The specification of FOR UPDATE can affect whether a cursor is updatable. However, in SQL Anywhere, the FOR UPDATE syntax has no other effect on concurrency control. If FOR UPDATE is specified with additional parameters, SQL Anywhere alters the processing of the statement to incorporate one of two concurrency control options as follows:
Pessimistic For all rows fetched in the cursor's result set, the database server acquires intent row locks to prevent the rows from being updated by any other transaction.
Optimistic The cursor type used by the database server is changed to a keyset-driven cursor (insensitive row membership, value-sensitive) so that the application can be informed when a row in the result has been modified or deleted by this, or any other transaction.
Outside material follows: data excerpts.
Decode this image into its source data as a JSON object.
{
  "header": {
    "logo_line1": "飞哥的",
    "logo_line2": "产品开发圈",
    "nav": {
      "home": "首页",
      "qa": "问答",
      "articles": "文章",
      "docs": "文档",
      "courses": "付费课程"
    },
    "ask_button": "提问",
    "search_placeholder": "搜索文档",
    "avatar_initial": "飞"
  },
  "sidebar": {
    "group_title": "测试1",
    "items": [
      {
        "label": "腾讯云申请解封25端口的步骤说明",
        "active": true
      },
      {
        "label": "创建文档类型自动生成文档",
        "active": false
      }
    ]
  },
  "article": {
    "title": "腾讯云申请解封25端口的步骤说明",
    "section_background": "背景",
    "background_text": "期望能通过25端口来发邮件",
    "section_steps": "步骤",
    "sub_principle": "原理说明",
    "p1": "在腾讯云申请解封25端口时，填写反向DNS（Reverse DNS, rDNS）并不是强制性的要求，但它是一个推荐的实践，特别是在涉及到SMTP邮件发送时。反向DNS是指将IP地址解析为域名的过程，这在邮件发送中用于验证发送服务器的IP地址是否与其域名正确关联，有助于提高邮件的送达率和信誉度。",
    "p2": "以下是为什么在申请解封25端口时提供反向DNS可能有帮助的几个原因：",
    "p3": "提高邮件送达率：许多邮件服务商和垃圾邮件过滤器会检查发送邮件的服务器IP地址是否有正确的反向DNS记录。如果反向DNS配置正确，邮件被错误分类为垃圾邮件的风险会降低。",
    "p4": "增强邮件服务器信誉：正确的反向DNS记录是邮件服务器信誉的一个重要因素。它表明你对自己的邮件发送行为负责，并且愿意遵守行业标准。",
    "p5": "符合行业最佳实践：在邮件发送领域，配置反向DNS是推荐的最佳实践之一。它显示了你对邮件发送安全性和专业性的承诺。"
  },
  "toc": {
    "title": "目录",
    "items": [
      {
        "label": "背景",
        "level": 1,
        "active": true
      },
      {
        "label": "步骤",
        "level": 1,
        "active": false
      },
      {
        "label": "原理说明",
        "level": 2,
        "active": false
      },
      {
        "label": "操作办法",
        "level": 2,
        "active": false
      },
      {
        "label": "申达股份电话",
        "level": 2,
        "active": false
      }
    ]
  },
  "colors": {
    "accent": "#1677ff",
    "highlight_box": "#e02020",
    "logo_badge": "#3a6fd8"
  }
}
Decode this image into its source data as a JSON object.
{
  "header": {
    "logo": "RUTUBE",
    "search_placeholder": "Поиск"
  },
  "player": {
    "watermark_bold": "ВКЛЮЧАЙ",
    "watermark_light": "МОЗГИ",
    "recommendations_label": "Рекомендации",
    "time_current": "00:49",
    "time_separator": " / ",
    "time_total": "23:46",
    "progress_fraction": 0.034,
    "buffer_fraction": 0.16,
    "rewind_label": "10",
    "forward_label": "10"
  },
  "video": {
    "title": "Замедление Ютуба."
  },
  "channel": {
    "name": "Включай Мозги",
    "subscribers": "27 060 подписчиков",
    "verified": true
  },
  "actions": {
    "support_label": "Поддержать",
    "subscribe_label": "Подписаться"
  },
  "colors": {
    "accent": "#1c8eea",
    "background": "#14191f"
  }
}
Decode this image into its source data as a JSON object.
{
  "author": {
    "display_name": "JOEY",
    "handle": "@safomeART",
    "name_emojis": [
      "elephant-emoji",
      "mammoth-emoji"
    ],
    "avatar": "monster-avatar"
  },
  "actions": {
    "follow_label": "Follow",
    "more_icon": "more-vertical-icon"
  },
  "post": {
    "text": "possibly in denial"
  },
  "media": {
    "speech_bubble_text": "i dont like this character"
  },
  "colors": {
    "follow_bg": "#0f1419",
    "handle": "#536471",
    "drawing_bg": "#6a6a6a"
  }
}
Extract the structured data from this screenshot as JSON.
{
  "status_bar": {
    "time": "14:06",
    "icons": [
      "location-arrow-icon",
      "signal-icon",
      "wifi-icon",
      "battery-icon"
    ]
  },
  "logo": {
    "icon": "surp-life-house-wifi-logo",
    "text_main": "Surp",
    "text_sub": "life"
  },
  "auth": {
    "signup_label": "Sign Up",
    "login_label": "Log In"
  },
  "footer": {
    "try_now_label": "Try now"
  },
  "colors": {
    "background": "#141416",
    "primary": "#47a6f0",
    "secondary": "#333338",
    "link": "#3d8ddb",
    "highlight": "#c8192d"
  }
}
Pessimistic or optimistic concurrency is specified at the cursor level either through options with DECLARE CURSOR or FOR statements, or though the concurrency setting API for a specific programming interface. If a statement is updatable and the cursor does not specify a concurrency control mechanism, the statement's specification is used. The syntax is as follows:
FOR UPDATE BY LOCK The database server acquires intent row locks on fetched rows of the result set. These are long-term locks that are held until transaction COMMIT or ROLLBACK.
FOR UPDATE BY { VALUES | TIMESTAMP } The database server utilizes a keyset-driven cursor to enable the application to be informed when rows have been modified or deleted as the result set is scrolled.
For more information, see DECLARE statement, and FOR statement.
FOR UPDATE ( column-list ) enforces the restriction that only named result set attributes can be modified in a subsequent UPDATE WHERE CURRENT OF statement.